Despite the problems, the MCP ecosystem is still “really early” with massive opportunities [02:45:04].

  • Higher Quality Servers: There’s a strong need for more, higher-quality MCP servers [02:45:37]. Building effective servers means designing for three users: the end-user, the client developer, and the model [02:46:01].
  • Vertical Expansion: While initial MCPs were often for developer tools, there’s a desire for expansion into other verticals like sales, finance, legal, and education [02:46:31].
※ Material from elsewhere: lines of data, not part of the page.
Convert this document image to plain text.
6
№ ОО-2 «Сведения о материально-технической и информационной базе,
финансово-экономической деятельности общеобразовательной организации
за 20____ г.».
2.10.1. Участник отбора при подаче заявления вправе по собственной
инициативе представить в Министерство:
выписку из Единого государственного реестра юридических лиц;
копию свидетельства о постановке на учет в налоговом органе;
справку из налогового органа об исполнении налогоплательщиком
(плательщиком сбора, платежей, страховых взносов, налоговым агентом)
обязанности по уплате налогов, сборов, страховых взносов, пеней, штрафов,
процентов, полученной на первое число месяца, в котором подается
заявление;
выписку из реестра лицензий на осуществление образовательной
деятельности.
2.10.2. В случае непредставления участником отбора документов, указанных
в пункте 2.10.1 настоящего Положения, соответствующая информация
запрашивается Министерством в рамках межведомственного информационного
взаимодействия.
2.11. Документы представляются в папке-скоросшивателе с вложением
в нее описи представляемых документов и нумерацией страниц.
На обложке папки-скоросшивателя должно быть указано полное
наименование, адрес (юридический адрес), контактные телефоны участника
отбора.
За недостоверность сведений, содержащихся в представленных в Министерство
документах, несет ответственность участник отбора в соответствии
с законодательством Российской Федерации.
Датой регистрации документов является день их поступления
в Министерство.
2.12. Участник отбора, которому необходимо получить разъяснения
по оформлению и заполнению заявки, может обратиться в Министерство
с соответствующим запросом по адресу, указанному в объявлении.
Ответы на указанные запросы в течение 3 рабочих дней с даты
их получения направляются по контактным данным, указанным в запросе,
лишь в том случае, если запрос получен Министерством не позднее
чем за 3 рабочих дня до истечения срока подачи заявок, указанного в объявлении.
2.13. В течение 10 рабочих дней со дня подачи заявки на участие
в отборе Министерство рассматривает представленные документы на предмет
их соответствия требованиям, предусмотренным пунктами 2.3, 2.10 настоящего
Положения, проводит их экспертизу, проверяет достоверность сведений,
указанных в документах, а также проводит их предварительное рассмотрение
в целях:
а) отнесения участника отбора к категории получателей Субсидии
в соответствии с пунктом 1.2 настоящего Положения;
  • Simplifying Server Building: Given the anticipated proliferation of servers, tools to simplify their creation (hosting, testing, deployment, evaluation) are crucial for both enterprises and indie developers [02:46:52].
  • Automated MCP Generation: A moonshot vision suggests that as model intelligence grows, they will be able to write their own MCPs on the fly [02:47:44].
  • AI Security Tooling: Investment in AI security, observability, and auditing tools is critical as MCP enables applications to interact with real-world data [02:48:25].
  • Community Registry: Efforts are underway to create a community registry for easier discovery of MCP servers [03:15:32].
  • Agent-Centric Development: The overarching advice is to focus on building agents, treating MCP as a pluggable architecture for these services [03:32:41]. This approach emphasizes designing for context within specific workflows, allowing for greater control over model interactions and results [03:32:50].

The vision for MCP is to enable a transformative potential for AI applications by ensuring the ecosystem catches up to the capabilities already outlined in the protocol’s specification [03:18:11].